説経節 「小栗判官」
説経節を聴いたのは、成城の静かな住宅街にある猪股邸。
猪股邸は数寄屋造りの邸宅で、世田谷区に寄贈されたあと、(財)世田谷トラストまちづくりが維持・運営にあたっている。木造建築の文化財で、庭も広く美しい。
写真は猪股邸。今は紅葉。見学だけなら無料。

そこの一室で開かれた。暖房なしなので、座っていると底冷えがする。
説経節は三味線の弾き語りで、義太夫と似ている。そのあたりの違いはよくわからない。演者も減っているということで、絶滅危惧芸能である。めったに聴く機会はない。
演者は説経節政大夫さん。演目は「小栗判官」の中から「夢占いの段」と「矢取りの段」。
「小栗判官」はことしの正月、歌舞伎で観た。

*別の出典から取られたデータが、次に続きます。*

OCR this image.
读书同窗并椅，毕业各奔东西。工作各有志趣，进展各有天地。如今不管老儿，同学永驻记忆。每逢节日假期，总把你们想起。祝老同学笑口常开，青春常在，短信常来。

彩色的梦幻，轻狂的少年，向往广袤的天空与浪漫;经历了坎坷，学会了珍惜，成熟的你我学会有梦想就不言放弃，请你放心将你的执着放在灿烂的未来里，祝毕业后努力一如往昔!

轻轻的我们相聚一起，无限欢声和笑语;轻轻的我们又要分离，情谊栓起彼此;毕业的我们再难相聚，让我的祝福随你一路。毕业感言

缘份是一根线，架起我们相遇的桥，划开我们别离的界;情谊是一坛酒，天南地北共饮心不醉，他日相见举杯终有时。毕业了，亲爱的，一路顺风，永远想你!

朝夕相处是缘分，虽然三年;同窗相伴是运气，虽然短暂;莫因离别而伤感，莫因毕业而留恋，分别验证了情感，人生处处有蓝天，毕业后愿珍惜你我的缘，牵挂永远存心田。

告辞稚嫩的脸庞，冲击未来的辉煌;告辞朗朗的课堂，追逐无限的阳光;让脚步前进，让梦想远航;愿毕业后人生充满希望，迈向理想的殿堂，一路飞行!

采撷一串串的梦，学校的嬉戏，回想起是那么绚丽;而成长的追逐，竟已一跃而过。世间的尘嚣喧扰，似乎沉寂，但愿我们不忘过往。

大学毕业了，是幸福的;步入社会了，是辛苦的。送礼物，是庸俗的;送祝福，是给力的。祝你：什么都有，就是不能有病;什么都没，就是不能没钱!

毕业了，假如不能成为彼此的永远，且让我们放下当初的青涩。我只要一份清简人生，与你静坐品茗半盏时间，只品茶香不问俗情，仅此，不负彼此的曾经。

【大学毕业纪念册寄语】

当ブログでも書いた(1/26)。およそのストーリーは知っている。
毒殺された小栗判官は仲間の援助と閻魔大王の情けで地上に戻るが、目も耳も不自由、足腰もたたない姿であった。御利益を求めて土車で熊野に向かう。願は叶元の姿に戻って、父母や妻の照手姫に再会するという物語である。並行して照手姫のサイドストーリーもある。
小栗判官」は説経節の代表演目であり、世に広く受け入れられてきたのは、「再生と再会」というテーマにある。あの世からのよみがえり、そして父母や妻との巡りあい。それが人々の心に響いた。
よみがえってから1年後に父母に再会するが、父はそれが小栗とは信じられない。本当の息子なら、かつて教えた矢取りの秘術を知っているはず。ならば父の矢を受けてみよと試す。
三本の矢を右手左手で取り、もう一本は口でくわえて取るという秘技。荒唐無稽fだが、試練を乗り越えるというエピソードはクライマックスにふさわしい。
ということで、寒さを忘れ、聴き入った。
浪曲(浪花節)は、演奏(三味線)と唸り(語り)は別々の人が演じる。それが説経節との違いだが、浪花節でも「小栗判官」はやれるんじゃないかな。